A part of me always feels that when a soulmate dies, and the loss of their presence has the dire effect of emotionally unsettling the bereaved partner for the remainder of their lives, that they expressed their love disproportionally when their soulmate lived. This assertion of mine is not to cast the slightest doubt that they loved their partner in life more than life itself, but that they did not have sufficient love of self to healthily sustain the loss of their loved one after he/she departed this life. Indeed, the very fact that they tell you that they ‘loved the deceased more than life itself’ is indicative of a disproportionate imbalance of their feelings. Such a declaration following the death of a loved one harbours difficulty in healthily coming to terms with their loss. It also indicates that the bereaved person’s self-talk has unknowingly instructed the body to ‘no longer feel alive’ when their loved one is dead.
The way out of prolonged grief paradoxically involves them doing the very opposite to what they did wrong while their partner lived. lt is also a way that their deceased loved one would heartedly approve of, were they able to advise them today. The love of their bereaved partner would undoubtedly lead them to tell them to worry less about their departure, and to concentrate more on the arrival of their new self.
This new self will be a person who begins to love themselves. They will be an individual who recognises that that self-love is healthy, the more love they have within them, the more love they have to express toward others. And,so it is true about all levels of personal attributes. The more self-respect one has, the more likely one will truly respect others, and that the less one lives in the past, the more they can live for the present, and plan for their future life.
The issue is not that they loved their partner too much when they lived, but that they did not love themselves enough.
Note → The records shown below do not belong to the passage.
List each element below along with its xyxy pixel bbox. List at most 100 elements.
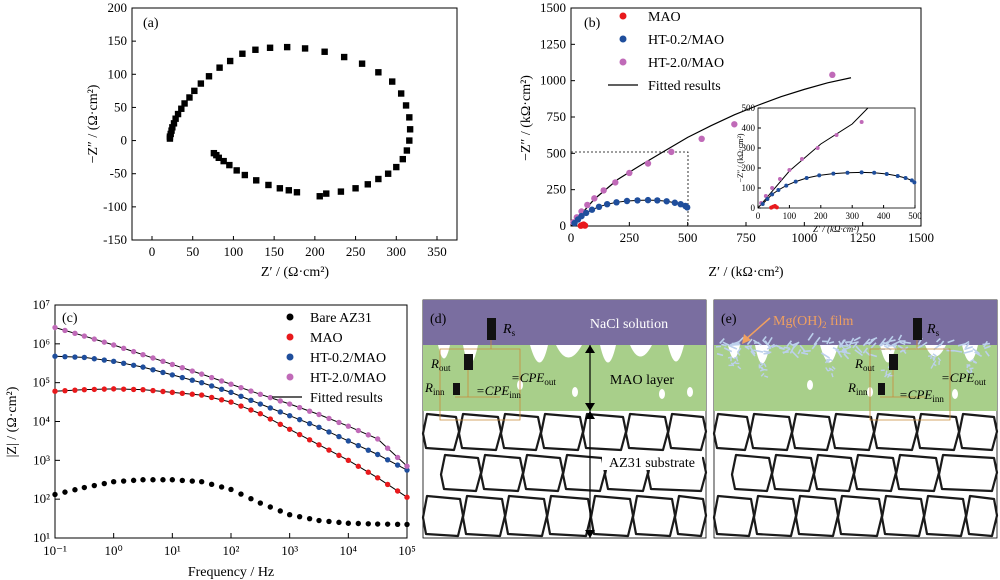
panel-a-ylabel: −Z″ / (Ω·cm²) [86,84,101,163]
bi-data-point [895,174,900,178]
c-data-point [306,420,313,427]
a-data-point [393,163,400,171]
c-data-point [81,333,88,339]
e-film-tail: film [827,314,854,329]
a-data-point [285,187,292,194]
c-data-point [267,416,274,422]
c-data-point [198,371,205,377]
bi-data-point [763,194,768,198]
bi-data-point [859,120,864,124]
c-data-point [394,454,401,461]
a-data-point [169,124,176,131]
a-xtick-label: 100 [224,244,244,259]
panel-c: (c) Frequency / Hz |Z| / (Ω·cm²) 10⁻¹10¹… [5,297,416,580]
c-data-point [286,401,293,407]
c-xtick-label: 10¹ [164,543,181,558]
c-data-point [394,488,401,494]
b-ytick-label: 1500 [540,0,566,15]
a-data-point [216,64,223,71]
a-xtick-label: 0 [149,244,156,259]
a-data-point [239,50,246,57]
a-data-point [168,127,175,134]
a-xtick-label: 250 [346,244,366,259]
a-data-point [375,175,382,183]
c-data-point [208,383,215,389]
panel-c-label: (c) [62,311,78,326]
panel-d-schematic: NaCl solution MAO layer AZ31 substrate R… [421,299,708,539]
b-legend-marker [619,35,627,43]
c-data-point [52,324,58,331]
c-legend-marker [286,333,294,341]
bi-data-point [777,177,782,181]
bi-data-point [760,202,765,206]
c-data-point [52,388,58,394]
a-data-point [226,161,233,169]
a-xtick-label: 350 [427,244,447,259]
c-data-point [355,463,362,469]
c-data-point [365,469,371,475]
c-data-point [345,520,352,526]
a-data-point [205,73,213,80]
a-data-point [186,94,193,101]
b-data-point [612,179,619,186]
bi-xtick-label: 500 [908,211,922,221]
c-data-point [140,477,146,483]
b-data-point [644,196,652,204]
bi-data-point [793,179,798,184]
c-data-point [110,478,117,485]
c-data-point [257,391,264,398]
c-data-point [257,411,264,417]
c-data-point [130,362,137,368]
c-data-point [374,451,381,458]
d-rs-sub: s [512,328,516,338]
b-data-point [663,198,670,205]
c-data-point [198,478,205,485]
a-ytick-label: -100 [103,199,127,214]
a-data-point [181,100,188,107]
c-ytick-label: 10¹ [33,530,50,545]
c-data-point [326,415,332,422]
c-data-point [365,521,371,527]
c-data-point [160,477,166,483]
e-rout-sub: out [863,363,875,373]
c-xtick-label: 10⁴ [340,543,358,558]
bi-data-point [834,133,839,137]
d-cpe-inn-text: =CPE [476,383,509,398]
c-data-point [384,445,391,451]
svg-text:=CPEinn: =CPEinn [899,387,944,404]
b-legend-label: Fitted results [648,79,721,94]
c-data-point [130,348,137,355]
c-data-point [296,513,303,520]
e-rinn-text: R [847,380,856,395]
a-data-point [170,120,178,127]
c-data-point [101,357,107,363]
c-data-point [120,386,127,392]
c-data-point [140,386,146,393]
e-film-label: Mg(OH) [773,314,822,329]
panel-e-schematic: Mg(OH)2 film Rs Rout Rinn =CPEout =CPEin… [712,299,999,539]
c-data-point [101,480,107,487]
a-data-point [252,46,259,53]
bi-data-point [903,176,908,180]
b-ytick-label: 0 [560,218,567,233]
c-data-point [150,355,156,361]
panel-a-axes [131,7,458,241]
b-data-point [731,121,738,128]
c-legend-marker [286,313,294,321]
d-substrate-grains [421,412,708,538]
b-ytick-label: 1000 [540,73,566,88]
b-ytick-label: 250 [547,182,567,197]
a-xtick-label: 200 [305,244,325,259]
b-data-point [595,203,603,211]
b-legend-label: MAO [648,10,681,25]
panel-a-label: (a) [143,16,159,31]
b-data-point [623,197,631,205]
b-data-point [603,201,611,208]
d-rs-resistor [487,318,496,340]
c-data-point [404,521,410,528]
a-data-point [316,193,323,200]
a-data-point [265,181,272,189]
c-data-point [91,356,98,362]
c-data-point [72,487,78,493]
Whenever a disproportionate allocation of any individual’s love quotient pertains within any relationship, and the individual who is left bereaved never gave themselves sufficient love before their partner died, their bereavement period will be unnecessarily extended and will be far more emotionally difficult to negotiate.
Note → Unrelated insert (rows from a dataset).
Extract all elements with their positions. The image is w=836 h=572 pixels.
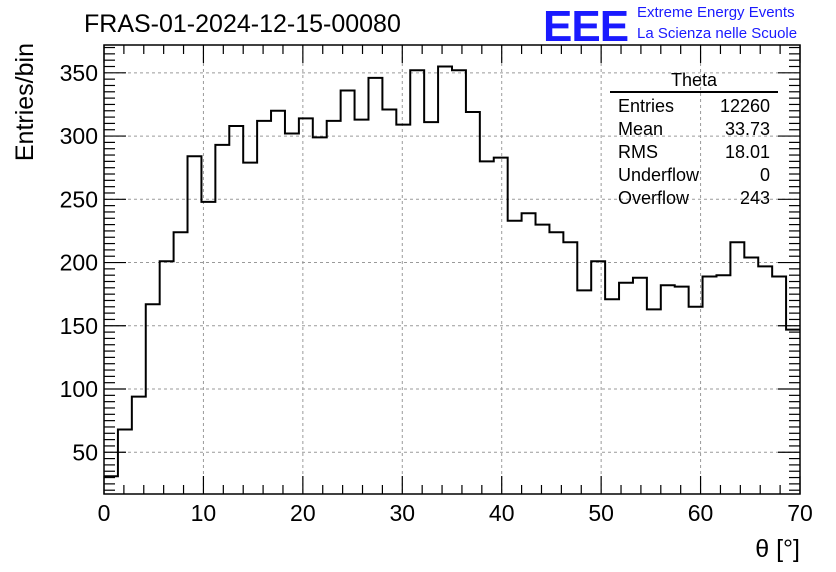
stats-row-overflow: Overflow 243 bbox=[610, 187, 778, 210]
stats-label: Overflow bbox=[618, 188, 690, 208]
brand-line-2: La Scienza nelle Scuole bbox=[637, 25, 798, 42]
y-tick-label: 350 bbox=[60, 60, 98, 86]
brand-line-1: Extreme Energy Events bbox=[637, 4, 795, 21]
x-tick-label: 10 bbox=[191, 500, 217, 526]
axis-ticks bbox=[103, 45, 801, 494]
stats-value: 12260 bbox=[719, 96, 770, 116]
stats-label: RMS bbox=[618, 142, 658, 162]
y-tick-label: 200 bbox=[60, 250, 98, 276]
y-tick-label: 250 bbox=[60, 186, 98, 212]
x-tick-label: 20 bbox=[290, 500, 316, 526]
stats-value: 0 bbox=[759, 165, 770, 185]
stats-value: 33.73 bbox=[724, 119, 770, 139]
stats-value: 18.01 bbox=[724, 142, 770, 162]
y-axis-label: Entries/bin bbox=[11, 43, 39, 161]
stats-value: 243 bbox=[739, 188, 770, 208]
stats-row-entries: Entries 12260 bbox=[610, 95, 778, 118]
stats-title: Theta bbox=[610, 70, 778, 93]
stats-box: Theta Entries 12260 Mean 33.73 RMS 18.01… bbox=[610, 70, 778, 210]
x-tick-label: 0 bbox=[98, 500, 111, 526]
x-tick-label: 40 bbox=[489, 500, 515, 526]
x-tick-label: 30 bbox=[389, 500, 415, 526]
y-tick-label: 50 bbox=[72, 439, 98, 465]
stats-label: Mean bbox=[618, 119, 664, 139]
x-tick-label: 50 bbox=[588, 500, 614, 526]
plot-frame bbox=[103, 44, 801, 495]
stats-row-mean: Mean 33.73 bbox=[610, 118, 778, 141]
eee-logo: EEE bbox=[543, 2, 629, 51]
stats-label: Underflow bbox=[618, 165, 700, 185]
chart-title: FRAS-01-2024-12-15-00080 bbox=[84, 10, 401, 38]
stats-row-underflow: Underflow 0 bbox=[610, 164, 778, 187]
stats-label: Entries bbox=[618, 96, 675, 116]
y-tick-label: 150 bbox=[60, 313, 98, 339]
y-tick-label: 300 bbox=[60, 123, 98, 149]
histogram-line bbox=[104, 65, 800, 478]
y-tick-label: 100 bbox=[60, 376, 98, 402]
stats-row-rms: RMS 18.01 bbox=[610, 141, 778, 164]
x-tick-label: 60 bbox=[688, 500, 714, 526]
grid-lines bbox=[104, 45, 800, 494]
x-tick-label: 70 bbox=[787, 500, 813, 526]
x-axis-label: θ [°] bbox=[755, 535, 800, 563]
tick-labels: 0 10 20 30 40 50 60 70 50 100 150 200 250 300 350 bbox=[60, 60, 813, 526]
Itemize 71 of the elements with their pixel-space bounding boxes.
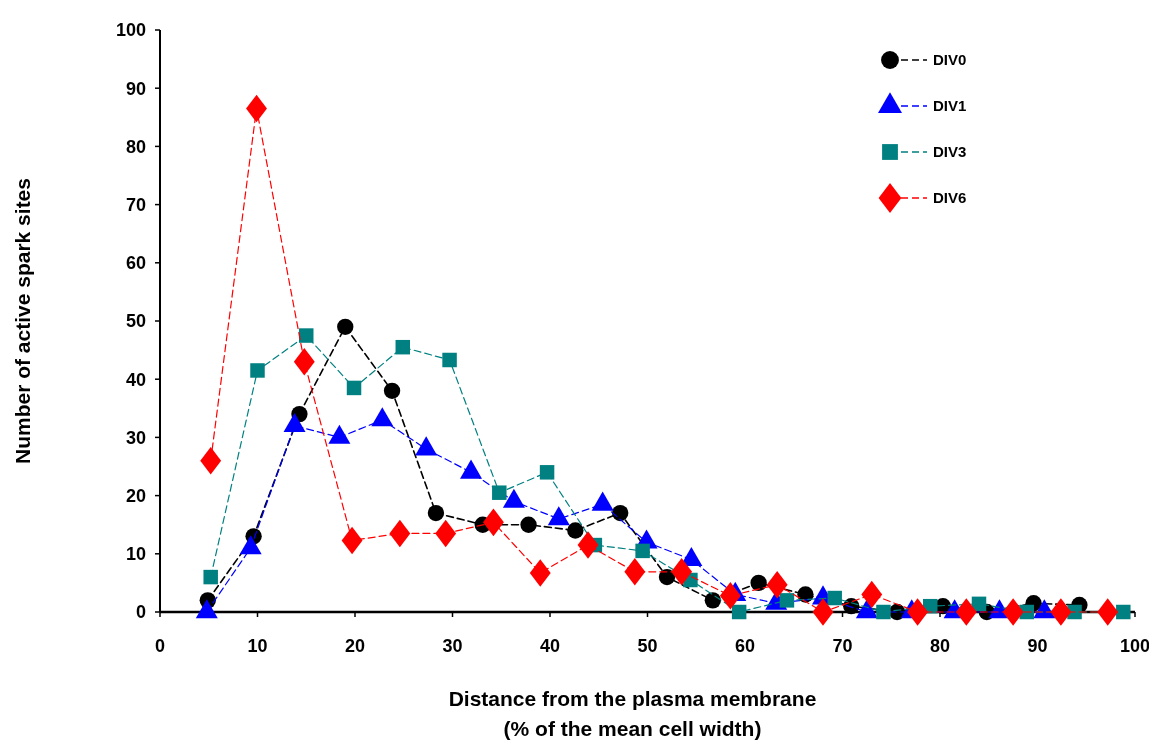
point bbox=[1050, 598, 1072, 626]
point bbox=[293, 347, 315, 376]
point bbox=[658, 568, 676, 586]
point bbox=[520, 516, 537, 533]
x-tick-label: 0 bbox=[154, 636, 166, 656]
y-tick-label: 100 bbox=[115, 20, 146, 41]
x-tick-label: 70 bbox=[832, 636, 853, 656]
y-tick-label: 30 bbox=[125, 427, 146, 448]
point bbox=[483, 508, 504, 537]
y-tick-label: 10 bbox=[125, 544, 146, 565]
point bbox=[346, 380, 362, 396]
x-tick-label: 50 bbox=[637, 636, 658, 656]
point bbox=[577, 531, 599, 559]
point bbox=[539, 465, 555, 480]
point bbox=[529, 559, 551, 587]
point bbox=[612, 504, 629, 522]
point bbox=[299, 328, 314, 343]
point bbox=[383, 382, 401, 399]
point bbox=[812, 598, 834, 626]
point bbox=[492, 485, 507, 500]
y-tick-label: 20 bbox=[125, 485, 146, 506]
legend-label: DIV0 bbox=[933, 51, 967, 69]
x-tick-label: 60 bbox=[734, 636, 756, 656]
point bbox=[1116, 604, 1131, 620]
point bbox=[731, 604, 747, 620]
y-tick-label: 90 bbox=[125, 78, 146, 99]
x-tick-label: 90 bbox=[1027, 636, 1048, 656]
point bbox=[779, 593, 795, 608]
point bbox=[250, 363, 265, 378]
point bbox=[442, 352, 457, 368]
y-tick-label: 40 bbox=[125, 369, 146, 390]
point bbox=[246, 94, 267, 123]
point bbox=[427, 504, 445, 522]
point bbox=[203, 569, 218, 585]
y-tick-label: 60 bbox=[125, 253, 146, 274]
y-tick-label: 50 bbox=[125, 311, 146, 332]
point bbox=[1097, 598, 1119, 626]
point bbox=[766, 570, 788, 599]
point bbox=[200, 446, 222, 475]
x-tick-label: 40 bbox=[539, 636, 561, 656]
legend-label: DIV6 bbox=[933, 189, 967, 207]
point bbox=[907, 598, 929, 626]
y-tick-label: 0 bbox=[135, 602, 146, 623]
point bbox=[395, 339, 411, 355]
x-tick-label: 80 bbox=[929, 636, 951, 656]
y-tick-label: 70 bbox=[125, 194, 146, 215]
point bbox=[704, 592, 721, 609]
point bbox=[635, 543, 650, 559]
point bbox=[624, 558, 646, 586]
point bbox=[337, 318, 354, 335]
y-axis-title: Number of active spark sites bbox=[11, 178, 34, 464]
legend-label: DIV1 bbox=[933, 97, 967, 115]
x-axis-title: Distance from the plasma membrane (% of the mean cell width) bbox=[448, 687, 817, 740]
point bbox=[567, 522, 584, 539]
x-tick-label: 10 bbox=[247, 636, 268, 656]
point bbox=[827, 590, 842, 606]
point bbox=[389, 519, 411, 548]
y-tick-label: 80 bbox=[125, 136, 146, 157]
x-tick-label: 100 bbox=[1119, 636, 1149, 656]
point bbox=[750, 574, 767, 592]
point bbox=[719, 581, 741, 610]
point bbox=[861, 580, 883, 609]
point bbox=[876, 604, 891, 620]
x-tick-label: 30 bbox=[442, 636, 463, 656]
x-tick-label: 20 bbox=[344, 636, 366, 656]
legend-label: DIV3 bbox=[933, 143, 967, 161]
point bbox=[341, 526, 363, 555]
point bbox=[435, 519, 457, 548]
point bbox=[1002, 598, 1024, 626]
point bbox=[671, 558, 693, 586]
point bbox=[955, 598, 977, 626]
So, accept that your deceased partner loved you as much as you did them, and know in your heart that were they able to communicate with you and influence your actions today, it would be in today’s language they would be speaking to you in, and it would be about today’s concerns and today’s circumstances that they would ask you to apply your mind to. No deceased person would ever desire that you mourned them forever and made your once happy home an eternal shrine or a morgue. They would naturally like you to remember the best parts about them and to forgive any small faults they had. ‘Not to be forgotten’ and ‘to be fondly remembered’ is what they would ask of you. Their most important wish, however, would be ‘take what happiness you can find’ in your future life.
Finally, you need never fear that you will forget them and what they meant to you when they were alive, as they live on in your heart and mind. All the things they stood for and believed in still matter and serve their memory. Your loving partner also lives on in the looks and mannerisms of their children, their grandchildren, and the children of your grandchildren not yet born. Life goes on and on, and when it's gone, it lives in someone new.